Led by the Poultney Comes Together steering committee, these citizen groups are working to:
Expand trails, biking and outdoor recreation opportunities as an economic driver for Poultney’s future;
Develop a Poultney co-working space and incubator for new start-up businesses, and invite newcomers to the town;
Develop or attract a new bank or credit union in town;
Improve broadband infrastructure;
And boost Poultney’s downtown.
Some of these efforts may take years, but already, new biking trails are providing new options for local recreation, connecting regional networks with the downtown and Lake St. Catherine, and potentially building a major attraction for tourists in the future. The co-working/makers space team is working hard to identify and gear up the right space to support entrepreneurs and nurture creative businesses. The downtown team is supporting existing businesses (check out their weekly sales at “Friday Night Frolics”), working to attract a pharmacy, planning for a pub and brewery, and evaluating potential fiscal and regulatory incentives to support new business development. And there’s already a great new Taco restaurant downtown and a hemp processing facility, and a new café is in the works for Main Street. The broadband group is evaluating gaps and planning toward a downtown WiFi zone. Meanwhile, the town has brought people together to celebrate with the Rotary Club Chili Cookout and a town-wide garage sale that brought people in from Rutland County and beyond.
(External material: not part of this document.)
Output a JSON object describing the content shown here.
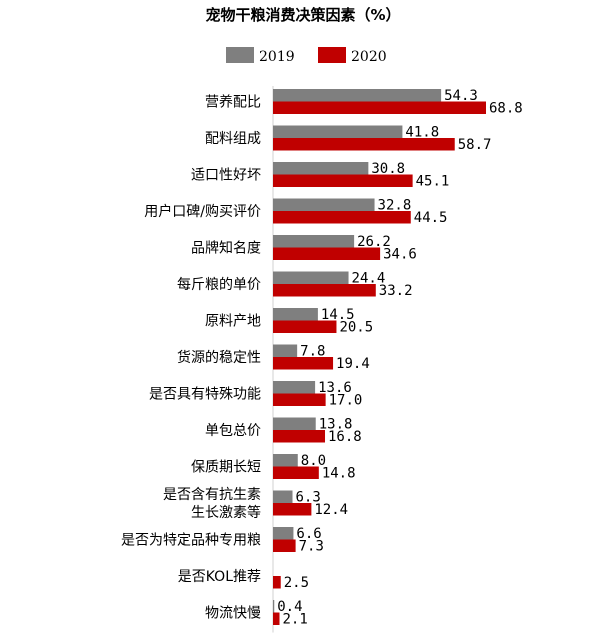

This is just the tip of the iceberg. Poultney is not going away. It is not failing. Poultney is a wonderful place with incredible natural and community assets led by people who are taking power over their future. They are not giving up; far from it. They are rallying together, with support from the state, our congressional delegation and all the agencies with the power to help. But it is the local leadership and local citizens working to seed the next phase of their economy that deserve our best praise, thanks and support.
Paul Costello is the executive director of the Vermont Council on Rural Development.